住民説明会に出席し、記者に囲まれ質問に答える旭化成建材の前田富弘社長=2015年10月16日夜、神奈川県横浜市都筑区(川口良介撮影)【拡大】
提出の法的義務なし
一般的に、施工主は物件の耐震強度などが建築基準法をクリアしているかどうかの確認検査を受ける必要があるが、多くは民間の指定確認検査機関に持ち込まれる。横浜市によると、着工後に行ったくい打ち施工のデータの提出を業者に求めるかどうかは、検査機関が判断するという。

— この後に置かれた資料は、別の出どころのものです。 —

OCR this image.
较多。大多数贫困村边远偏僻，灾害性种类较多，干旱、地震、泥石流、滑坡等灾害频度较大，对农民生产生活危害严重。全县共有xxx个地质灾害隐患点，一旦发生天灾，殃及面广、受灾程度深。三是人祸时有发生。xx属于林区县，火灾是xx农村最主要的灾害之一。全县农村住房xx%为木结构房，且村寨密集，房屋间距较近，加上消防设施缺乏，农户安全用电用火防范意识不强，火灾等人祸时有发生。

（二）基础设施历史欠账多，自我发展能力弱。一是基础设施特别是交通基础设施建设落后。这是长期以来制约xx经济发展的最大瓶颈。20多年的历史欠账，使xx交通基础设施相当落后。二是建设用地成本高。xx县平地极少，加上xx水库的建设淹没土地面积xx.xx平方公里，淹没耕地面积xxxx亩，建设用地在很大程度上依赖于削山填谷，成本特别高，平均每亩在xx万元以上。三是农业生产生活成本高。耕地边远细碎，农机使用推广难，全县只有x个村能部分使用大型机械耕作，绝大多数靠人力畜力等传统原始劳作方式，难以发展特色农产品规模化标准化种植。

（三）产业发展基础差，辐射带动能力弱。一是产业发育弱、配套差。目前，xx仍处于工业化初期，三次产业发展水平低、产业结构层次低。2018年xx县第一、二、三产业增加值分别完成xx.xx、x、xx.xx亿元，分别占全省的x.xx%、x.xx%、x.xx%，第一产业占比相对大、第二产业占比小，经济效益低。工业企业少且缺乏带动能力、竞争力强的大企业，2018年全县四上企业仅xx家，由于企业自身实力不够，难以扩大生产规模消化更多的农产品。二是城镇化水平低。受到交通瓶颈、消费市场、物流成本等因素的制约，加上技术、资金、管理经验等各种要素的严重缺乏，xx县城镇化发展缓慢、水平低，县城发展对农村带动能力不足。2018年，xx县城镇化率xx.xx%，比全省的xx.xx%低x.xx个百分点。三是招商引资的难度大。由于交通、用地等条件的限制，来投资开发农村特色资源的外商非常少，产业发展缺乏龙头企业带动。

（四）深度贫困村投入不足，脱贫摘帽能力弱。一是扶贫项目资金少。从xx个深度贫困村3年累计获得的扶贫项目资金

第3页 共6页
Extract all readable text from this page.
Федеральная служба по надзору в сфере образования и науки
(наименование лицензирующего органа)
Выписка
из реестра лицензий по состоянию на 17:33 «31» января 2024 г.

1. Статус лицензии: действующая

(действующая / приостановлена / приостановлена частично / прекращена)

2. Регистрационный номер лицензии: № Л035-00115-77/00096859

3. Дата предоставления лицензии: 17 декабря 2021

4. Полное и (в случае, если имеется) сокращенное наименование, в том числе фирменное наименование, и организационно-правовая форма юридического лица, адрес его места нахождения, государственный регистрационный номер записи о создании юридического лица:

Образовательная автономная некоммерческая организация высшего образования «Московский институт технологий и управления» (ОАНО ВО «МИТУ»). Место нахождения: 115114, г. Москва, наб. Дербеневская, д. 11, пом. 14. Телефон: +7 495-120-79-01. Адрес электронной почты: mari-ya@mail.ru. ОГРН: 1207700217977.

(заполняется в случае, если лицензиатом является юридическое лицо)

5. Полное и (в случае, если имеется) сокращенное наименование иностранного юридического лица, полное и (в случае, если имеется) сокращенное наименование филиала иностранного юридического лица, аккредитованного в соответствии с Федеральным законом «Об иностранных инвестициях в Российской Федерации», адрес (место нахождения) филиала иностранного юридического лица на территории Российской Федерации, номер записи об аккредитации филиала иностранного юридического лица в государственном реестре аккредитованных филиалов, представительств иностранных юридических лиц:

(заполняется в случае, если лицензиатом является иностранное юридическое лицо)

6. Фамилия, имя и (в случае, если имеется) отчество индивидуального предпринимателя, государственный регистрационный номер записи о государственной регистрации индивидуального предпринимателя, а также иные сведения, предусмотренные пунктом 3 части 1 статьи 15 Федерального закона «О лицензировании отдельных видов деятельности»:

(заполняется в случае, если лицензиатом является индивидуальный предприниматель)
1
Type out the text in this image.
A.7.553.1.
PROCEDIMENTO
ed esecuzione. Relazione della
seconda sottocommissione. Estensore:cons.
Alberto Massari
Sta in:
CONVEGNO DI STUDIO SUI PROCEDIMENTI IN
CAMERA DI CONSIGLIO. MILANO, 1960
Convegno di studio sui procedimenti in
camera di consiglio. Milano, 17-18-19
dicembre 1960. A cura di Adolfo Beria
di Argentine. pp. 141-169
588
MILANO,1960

三井住友建設は問題のマンションについて検査機関に確認を申請。改竄されたデータを提出したかどうかについては「確認中」としている。いずれにしろ、くいは地中に埋まっており、データの「原本」が偽装されている以上、膨大な資料の中から改竄を発見するのは困難だったとみられる。
業者には自治体へのデータ提出の法的義務もなく、データの適正さは「検査機関にお願いするしかない」(横浜市)のが現状だ。
2005年に発覚した耐震強度偽装事件を受け、建築基準法が06年に改正された。構造計算の二重チェックである「適合性判定」の義務付けや罰則強化により、住まいの安心は担保されたはずだった。